008

312 44 3
                                    

Please don't be a silent readers.

~

Seperti apa yang Bihan sarankan padanya tadi malam, sekarang di sinilah Fiki berada. Di sebuah rumah yang baru beberapa hari yang lalu ia datangi. Iya, kali ini Fiki menuruti saran yang Bihan berikan padanya.

"Sehat, Nak?"

Kedatangan abah membuat bibir Fiki tertarik ke atas. Entahlah, pria renta itu seakan memberikan aura positif yang ikut menular padanya.

"Alhamdulillah Sehat. Abah gimana?"

Abah hanya mengangguk dengan senyum tipis, lalu ia mengambil duduk di kursi kayu yang berada tepat di depan Fiki.

"Gimana sekarang?"

Pertanyaan yang baru saja abah ajukan tidak mendapatkan jawaban. Fiki hanya bisa diam tak berani menatap mata abah.
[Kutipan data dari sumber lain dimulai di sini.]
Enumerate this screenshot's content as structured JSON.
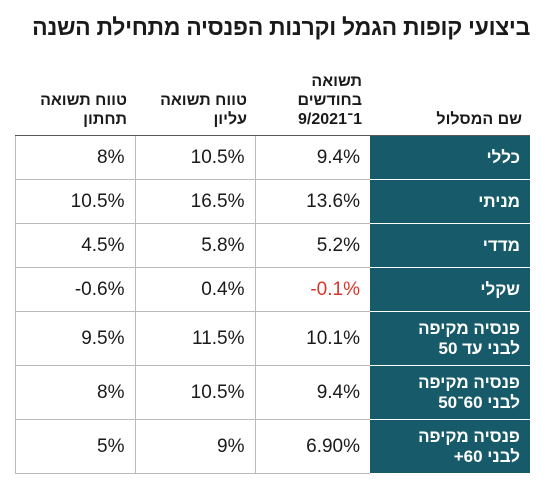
{
  "title": "ביצועי קופות הגמל וקרנות הפנסיה מתחילת השנה",
  "table": {
    "header": [
      [
        "שם המסלול"
      ],
      [
        "תשואה",
        "בחודשים",
        "1־9/2021"
      ],
      [
        "טווח תשואה",
        "עליון"
      ],
      [
        "טווח תשואה",
        "תחתון"
      ]
    ],
    "rows": [
      [
        [
          "כללי"
        ],
        "9.4%",
        "10.5%",
        "8%"
      ],
      [
        [
          "מניתי"
        ],
        "13.6%",
        "16.5%",
        "10.5%"
      ],
      [
        [
          "מדדי"
        ],
        "5.2%",
        "5.8%",
        "4.5%"
      ],
      [
        [
          "שקלי"
        ],
        "-0.1%",
        "0.4%",
        "-0.6%"
      ],
      [
        [
          "פנסיה מקיפה",
          "לבני עד 50"
        ],
        "10.1%",
        "11.5%",
        "9.5%"
      ],
      [
        [
          "פנסיה מקיפה",
          "לבני 60־50"
        ],
        "9.4%",
        "10.5%",
        "8%"
      ],
      [
        [
          "פנסיה מקיפה",
          "לבני 60+"
        ],
        "6.90%",
        "9%",
        "5%"
      ]
    ]
  }
}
Jujur saja, Fiki malu pada abah. Padahal, abah hanya meminta agar dirinya meluruskan niat, tapi hanya disuruh begitu saja Fiki tidak bisa.

Abah yang sudah paham langsung menampilkan senyum pertanda memaklumi. Sudah bisa ia tebak kalau permintaannya adalah perkara yang sulit bagi anak muda di depannya.

"Kamu serius mau belajar, 'kan?"

Tak pakai pikir lama lagi, Fiki langsung mengangguk mantap.

"Kalau kita mulai sekarang bagaimana?"

Mata Fiki melebar dengan ekspresi yang terlihat terkejut. Bukan, ia bukan terkejut karena belum siap. Namun, masalahnya adalah, dirinya saja belum menuruti permintaan abah yang bisa membuat pria itu mengajarinya.

"Tapi, Bah ... niat saya—"

Abah kembali tersenyum. "Nggak papa. Abah mengapresiasi kemauan kamu untuk belajar. Jadi, kita bisa belajar mulai hari ini."

"Ini serius, Bah? Saya tetap bisa belajar walaupun niat saya belum lurus karena Allah?"

"Kamu mau meluruskan niat, 'kan?"

Fiki mengangguk lagi.

"Bagaimana kalau kamu mondok saja di sini?"

Kali ini Fiki tidak melebarkan matanya, tidak juga membuka mulutnya. Pria itu terlihat diam, walaupun di dalam hati begitu sangat terkejut.

Hei, dirinya itu sudah hampir menginjakkan kaki di umur 30 tahun. Lalu, bagaimana bisa pria itu malah mondok di tempat anak-anak remaja. Apa tidak malu?

Fiki tahu, kalau menuntut ilmu itu tidak ada batasan usia. Namun, egonya berkata tidak untuk hal ini. Fiki benar-benar malu jika harus menyatu dengan anak-anak remaja, sedangkan dirinya sudah nyaris masuk ke umur 30 tahun. Bukankah nanti Fiki akan menjadi om bagi remaja-remaja itu? Ah, membayangkannya saja membuat Fiki jadi geli sendiri.

Walaupun sebutan om sudah dapat disematkan pada dirinya, Fiki tetap tidak suka. Umurnya memang sudah matang untuk dipanggil om, tapi Fiki merasa kalau wajahnya masih terlalu muda untuk umurnya yang sudah nyaris kepala tiga.

"Kita coba dulu dalam sebulan bagaimana? In Syaa Allah, selain ilmu yang kamu dapat, kamu pun bisa dapat meluruskan niatmu sekalian."

Kalau sudah seperti ini, Fiki sudah tidak bisa lagi menolak. Syukur-syukur sekarang abah masih mau mengajarinya, padahal niatnya saja belum ia luruskan seperti permintaan abah padanya.